I have encountered a hard to pin down problem, (for me) I am wondering if any one has seen something similar to this or has any ideas for a remedy or work around.

The Problem:
As soon as the electron is powered it enters what my guess is a brown out cycle. The status LED is white with short flickers of off, and the D7 LED is very dimly lit blue. No code is executed.

Some background:
I am building a remote ultrasonic sensor using an electron as the communication path, an accelerometer, and two maxbotix MB7040 ultrasonic sensors. This device needs to run on battery’s for a long period of time, so it spends most of its time in DEEP_SLEEP. In order to save power the ultrasonic sensors and the pull up resistors for the I2C lines have been placed on a high side switch, when the system wakes it triggers the high side switch which passes the 3.3V rail (from the electron) to the I2C bus, and the ultrasonic sensors.

So my first guess is that it is a current draw problem, even though the MB7040’s only draw 3mA and I was only testing with one. I placed an ammeter on the v+ wire of the ultrasonic sensor and powered the electron (with the included LiPo) and it work perfectly fine, what?, so I removed the meter and it went back to the brown out cycle.

After further trials, if the electron is started with the ammeter in the circuit, it can be removed and the systems continues to function fine, until it goes to sleep and wakes up again.

My guess would be there is some resistance or capacitance introduced by the meter that is fixing the problem, but before I start adding random components I am curious if anyone has seen something similar. (or if I made a mistake)

Here is a rough schematic:


It exhibits the above problem when in “test 1”, but works under “test2”

Any help is very much appreciated.

A test you could try:
Disconnect D1 and D0 from your SCL/SDA lines (but leave them connected to power, each other, etc).
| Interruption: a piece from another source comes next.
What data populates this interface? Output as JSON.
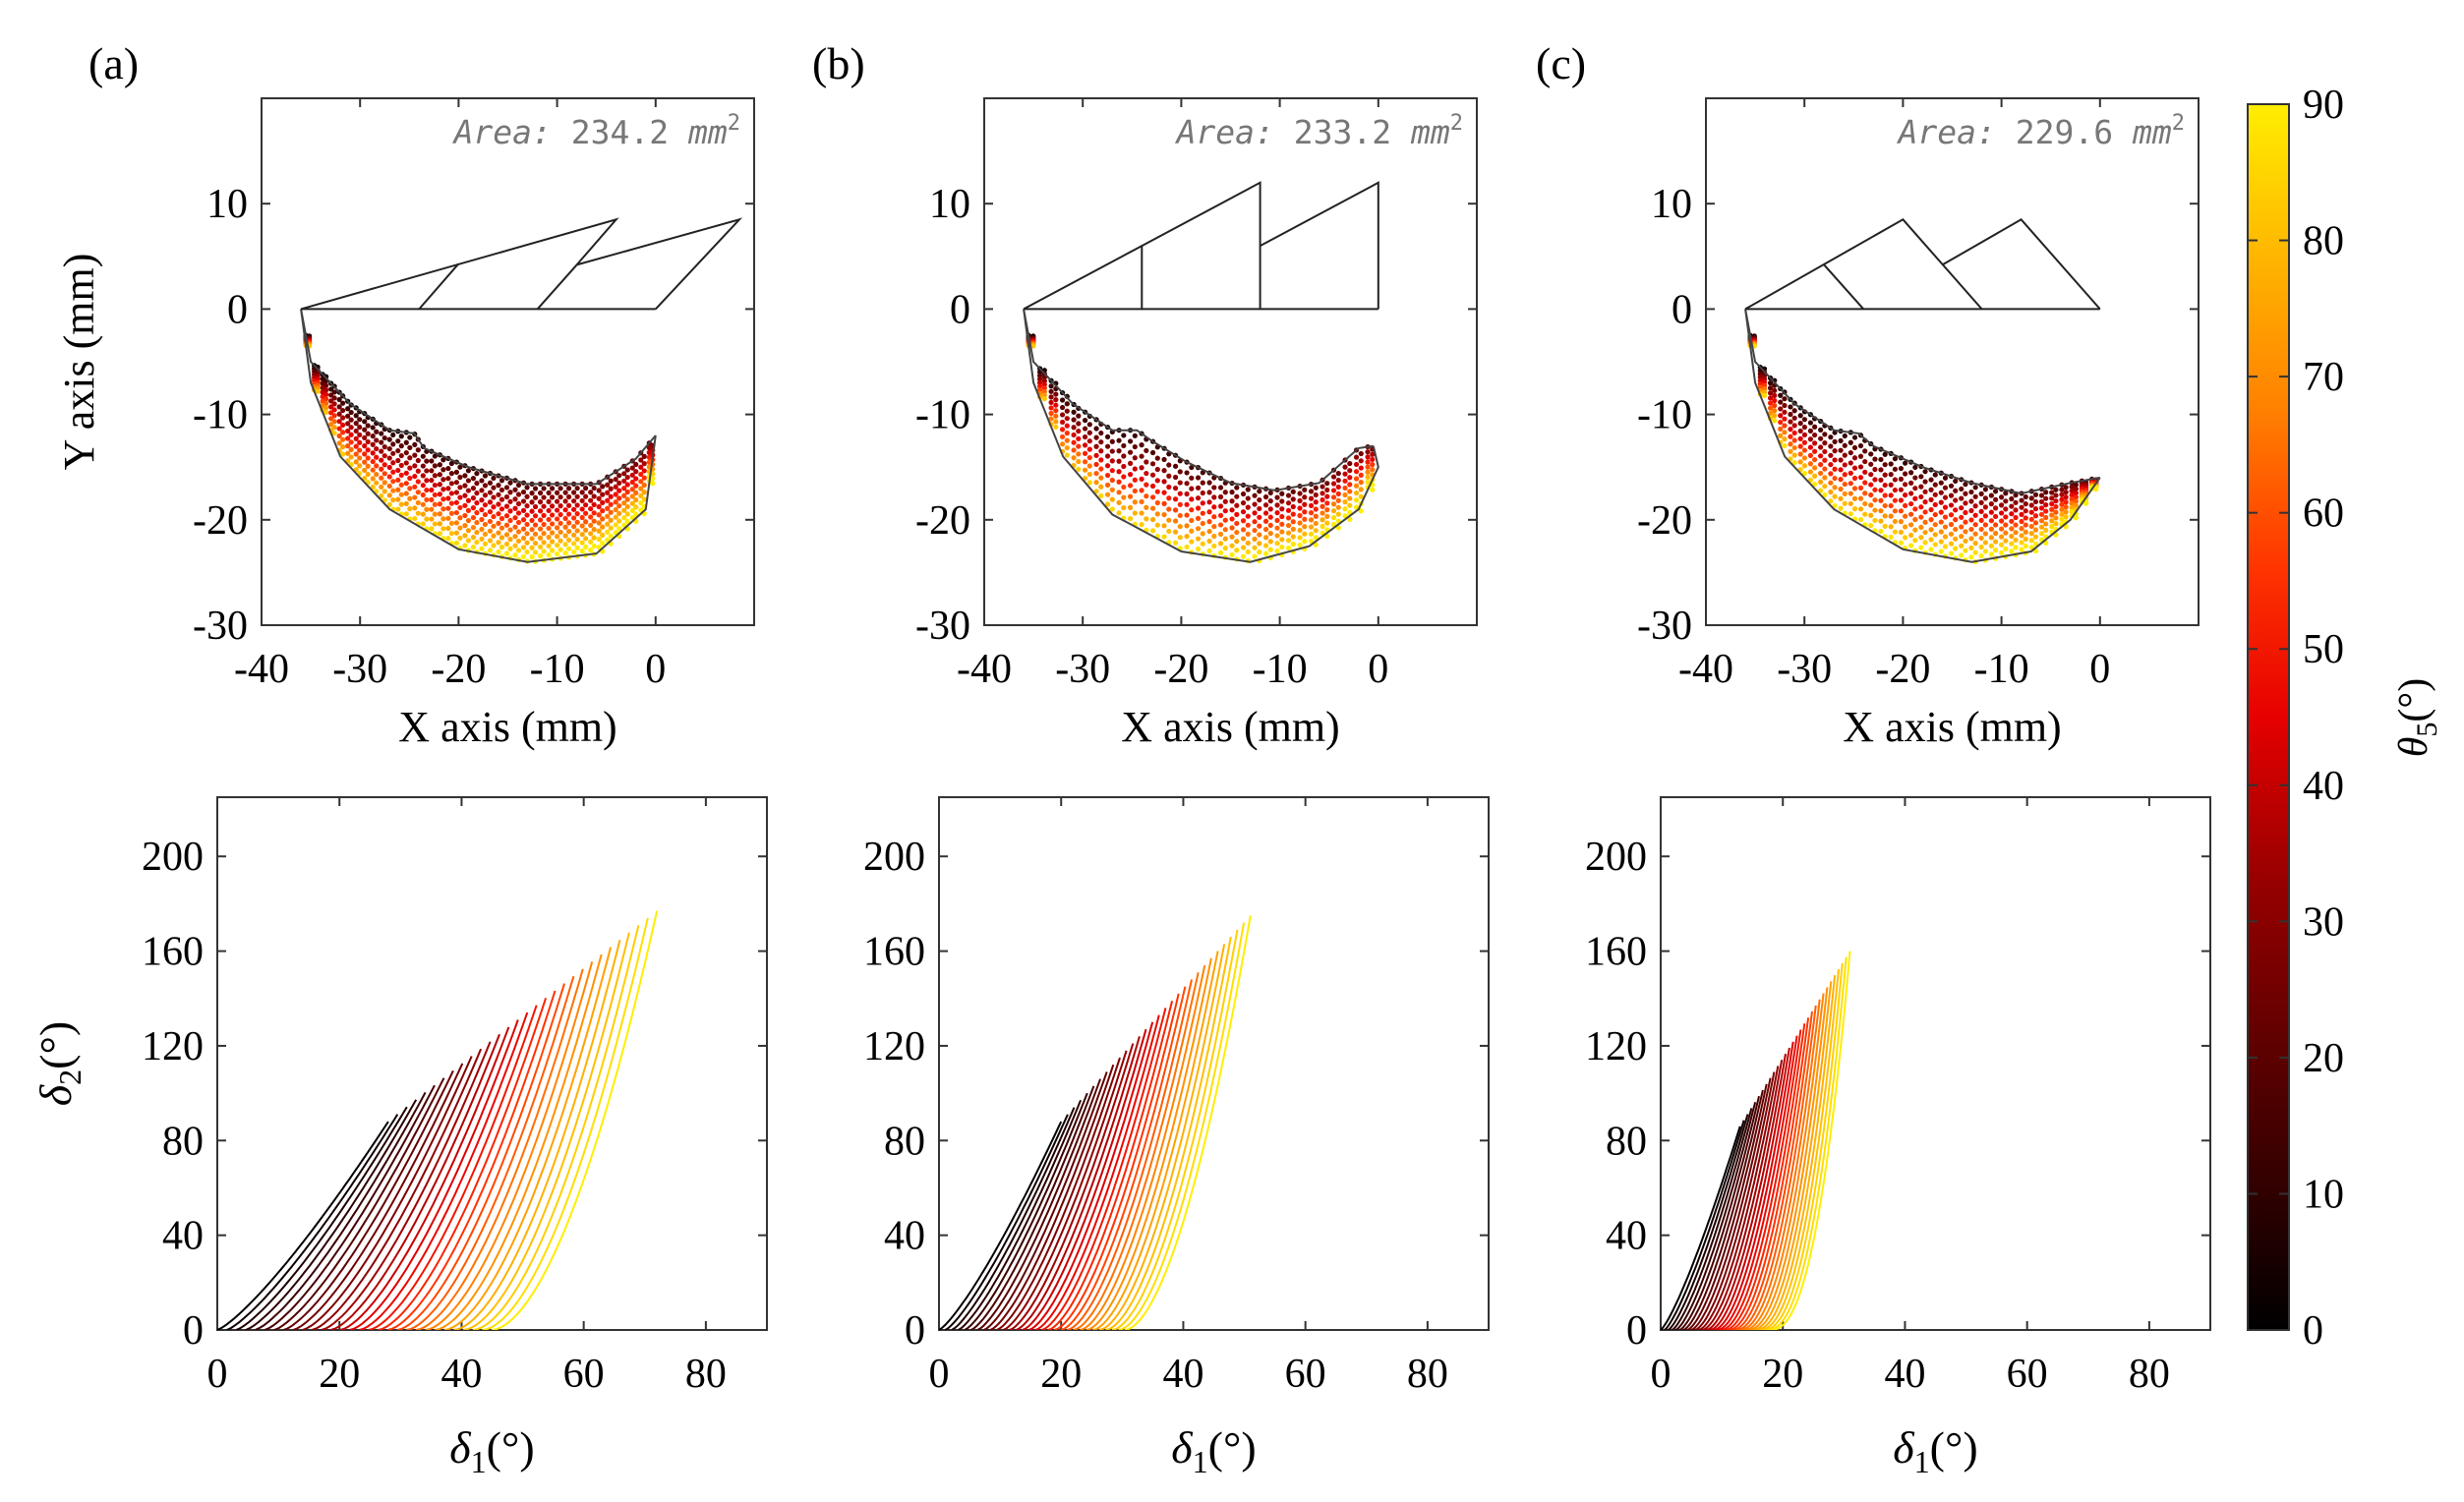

If the problem still exhibits itself then it seems to be related to an interaction where the MB7040 is drawing power in a funky way. If it doesn’t then there may be something with the interaction on the specific pins.

Are you on a breadboard? PCB?

Are D1/D0 set up as a particular pinmode?
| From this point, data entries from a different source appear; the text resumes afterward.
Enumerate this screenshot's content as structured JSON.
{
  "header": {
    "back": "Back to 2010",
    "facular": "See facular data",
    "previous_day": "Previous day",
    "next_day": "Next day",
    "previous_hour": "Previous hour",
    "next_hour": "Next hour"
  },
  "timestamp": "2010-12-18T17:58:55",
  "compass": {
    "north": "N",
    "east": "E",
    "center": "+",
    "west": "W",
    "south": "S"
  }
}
Have you tried monitoring serial output with a simple logging firmware to see if it’s actually browning out?

What is the logic with B0? Can you put a scope on B0, VCC, and “POWER” to see if anything is dipping?
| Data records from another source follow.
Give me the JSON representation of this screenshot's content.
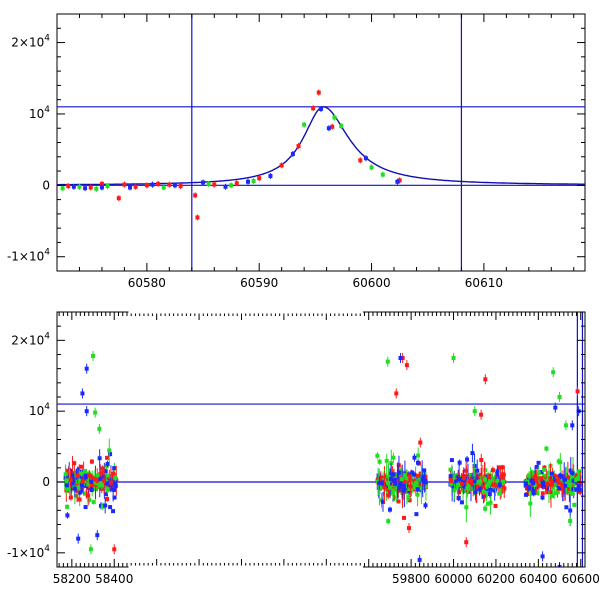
{
  "colors": {
    "axis": "#000000",
    "lines": "#1010d0",
    "series": [
      "#ff1a1a",
      "#22dd22",
      "#1a2aff"
    ]
  },
  "chart_data": [
    {
      "type": "scatter",
      "panel": "top",
      "title": "",
      "xlabel": "",
      "ylabel": "",
      "xlim": [
        60572,
        60619
      ],
      "ylim": [
        -12000,
        24000
      ],
      "x_ticks": [
        {
          "value": 60580,
          "label": "60580"
        },
        {
          "value": 60590,
          "label": "60590"
        },
        {
          "value": 60600,
          "label": "60600"
        },
        {
          "value": 60610,
          "label": "60610"
        }
      ],
      "y_ticks": [
        {
          "value": -10000,
          "label": "-1×10",
          "exp": "4"
        },
        {
          "value": 0,
          "label": "0",
          "exp": ""
        },
        {
          "value": 10000,
          "label": "10",
          "exp": "4"
        },
        {
          "value": 20000,
          "label": "2×10",
          "exp": "4"
        }
      ],
      "hlines": [
        0,
        11000
      ],
      "vlines": [
        60584,
        60608
      ],
      "model": {
        "t0": 60595.7,
        "peak": 11000,
        "rise_tau": 2.2,
        "fall_tau": 2.8
      },
      "series": [
        {
          "color": "red",
          "points": [
            [
              60573,
              -100
            ],
            [
              60575,
              -300
            ],
            [
              60576,
              200
            ],
            [
              60577.5,
              -1800
            ],
            [
              60578,
              100
            ],
            [
              60579,
              -200
            ],
            [
              60580,
              0
            ],
            [
              60581,
              200
            ],
            [
              60582,
              100
            ],
            [
              60583,
              -100
            ],
            [
              60584.5,
              -4500
            ],
            [
              60584.3,
              -1400
            ],
            [
              60586,
              100
            ],
            [
              60588,
              300
            ],
            [
              60590,
              1000
            ],
            [
              60592,
              2800
            ],
            [
              60593.5,
              5500
            ],
            [
              60594.8,
              10800
            ],
            [
              60595.3,
              13000
            ],
            [
              60596.5,
              8200
            ],
            [
              60599,
              3500
            ],
            [
              60602.5,
              700
            ]
          ]
        },
        {
          "color": "green",
          "points": [
            [
              60572.5,
              -400
            ],
            [
              60574,
              -200
            ],
            [
              60575.5,
              -500
            ],
            [
              60576.5,
              -100
            ],
            [
              60581.5,
              -300
            ],
            [
              60585.5,
              200
            ],
            [
              60587.5,
              0
            ],
            [
              60589.5,
              600
            ],
            [
              60594,
              8500
            ],
            [
              60596.7,
              9500
            ],
            [
              60597.3,
              8300
            ],
            [
              60600,
              2500
            ],
            [
              60601,
              1500
            ]
          ]
        },
        {
          "color": "blue",
          "points": [
            [
              60573.5,
              -200
            ],
            [
              60574.5,
              -400
            ],
            [
              60576,
              -300
            ],
            [
              60578.5,
              -300
            ],
            [
              60580.5,
              100
            ],
            [
              60582.5,
              0
            ],
            [
              60585,
              400
            ],
            [
              60587,
              -200
            ],
            [
              60589,
              500
            ],
            [
              60591,
              1300
            ],
            [
              60593,
              4400
            ],
            [
              60595.5,
              10700
            ],
            [
              60596.2,
              8000
            ],
            [
              60599.5,
              3800
            ],
            [
              60602.3,
              500
            ]
          ]
        }
      ]
    },
    {
      "type": "scatter",
      "panel": "bottom",
      "title": "",
      "xlabel": "",
      "ylabel": "",
      "xlim": [
        58130,
        60620
      ],
      "ylim": [
        -12000,
        24000
      ],
      "x_ticks": [
        {
          "value": 58200,
          "label": "58200"
        },
        {
          "value": 58400,
          "label": "58400"
        },
        {
          "value": 59800,
          "label": "59800"
        },
        {
          "value": 60000,
          "label": "60000"
        },
        {
          "value": 60200,
          "label": "60200"
        },
        {
          "value": 60400,
          "label": "60400"
        },
        {
          "value": 60600,
          "label": "60600"
        }
      ],
      "axis_break": {
        "after": 58420,
        "resume": 59620
      },
      "y_ticks": [
        {
          "value": -10000,
          "label": "-1×10",
          "exp": "4"
        },
        {
          "value": 0,
          "label": "0",
          "exp": ""
        },
        {
          "value": 10000,
          "label": "10",
          "exp": "4"
        },
        {
          "value": 20000,
          "label": "2×10",
          "exp": "4"
        }
      ],
      "hlines": [
        0,
        11000
      ],
      "vlines": [
        60584,
        60608
      ],
      "seasons": [
        [
          58170,
          58410
        ],
        [
          59640,
          59870
        ],
        [
          59985,
          60240
        ],
        [
          60340,
          60600
        ]
      ],
      "outliers": {
        "red": [
          [
            58400,
            -9500
          ],
          [
            59760,
            17500
          ],
          [
            59780,
            16500
          ],
          [
            59730,
            12500
          ],
          [
            60150,
            14500
          ],
          [
            60130,
            9500
          ],
          [
            60585,
            12800
          ],
          [
            59790,
            -6500
          ],
          [
            60060,
            -8500
          ]
        ],
        "green": [
          [
            58300,
            17800
          ],
          [
            58310,
            9800
          ],
          [
            58330,
            7500
          ],
          [
            58290,
            -9500
          ],
          [
            59690,
            17000
          ],
          [
            60000,
            17500
          ],
          [
            60100,
            10000
          ],
          [
            60470,
            15500
          ],
          [
            60500,
            12000
          ],
          [
            60530,
            8000
          ],
          [
            60550,
            -5500
          ]
        ],
        "blue": [
          [
            58250,
            12500
          ],
          [
            58270,
            16000
          ],
          [
            58270,
            10000
          ],
          [
            58230,
            -8000
          ],
          [
            58320,
            -7500
          ],
          [
            59750,
            17500
          ],
          [
            59840,
            -11000
          ],
          [
            60480,
            10500
          ],
          [
            60560,
            8000
          ],
          [
            60500,
            -12000
          ],
          [
            60420,
            -10500
          ],
          [
            60590,
            10000
          ]
        ]
      }
    }
  ]
}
Try without the LiPo and with a high quality supply - do you have the same behavior? If not that indicates possible problems with your battery/input power power switching.

Fast reply! thanks.

I have tested with out the ultrasonic I2C pins connected and the problem persists, but it is on proto board so disconnecting the D1/D0 is harder.

How the code functions, it sets B0 high (turn on the high side switch) then calls Wire.begin()

I have logging with Serial1LogHandler, going to an external serial to USB cable. During the problem it loops the starting statement for the device: <time stamp> [system] INFO: Device <device ID>

I added a 475 ohm resistor (not chosen for any particular reason) in place of the ammeter and it has the same effect of fixing the brown out loop.

scope screens
yellow -> B0
purple -> VCC (3.3V from regulator on the electron)
blue -> POWER

this is what it should look like, the ultrasonic sensors vcc is disconnected

This is with the problem, ultrasonic sensor connected

(eddit)
here is zoomed in on the first blue spike

Possibly the resister is acting as a current limit?

The same problem appeared when powered from two 18650 battery’s connected to Vin.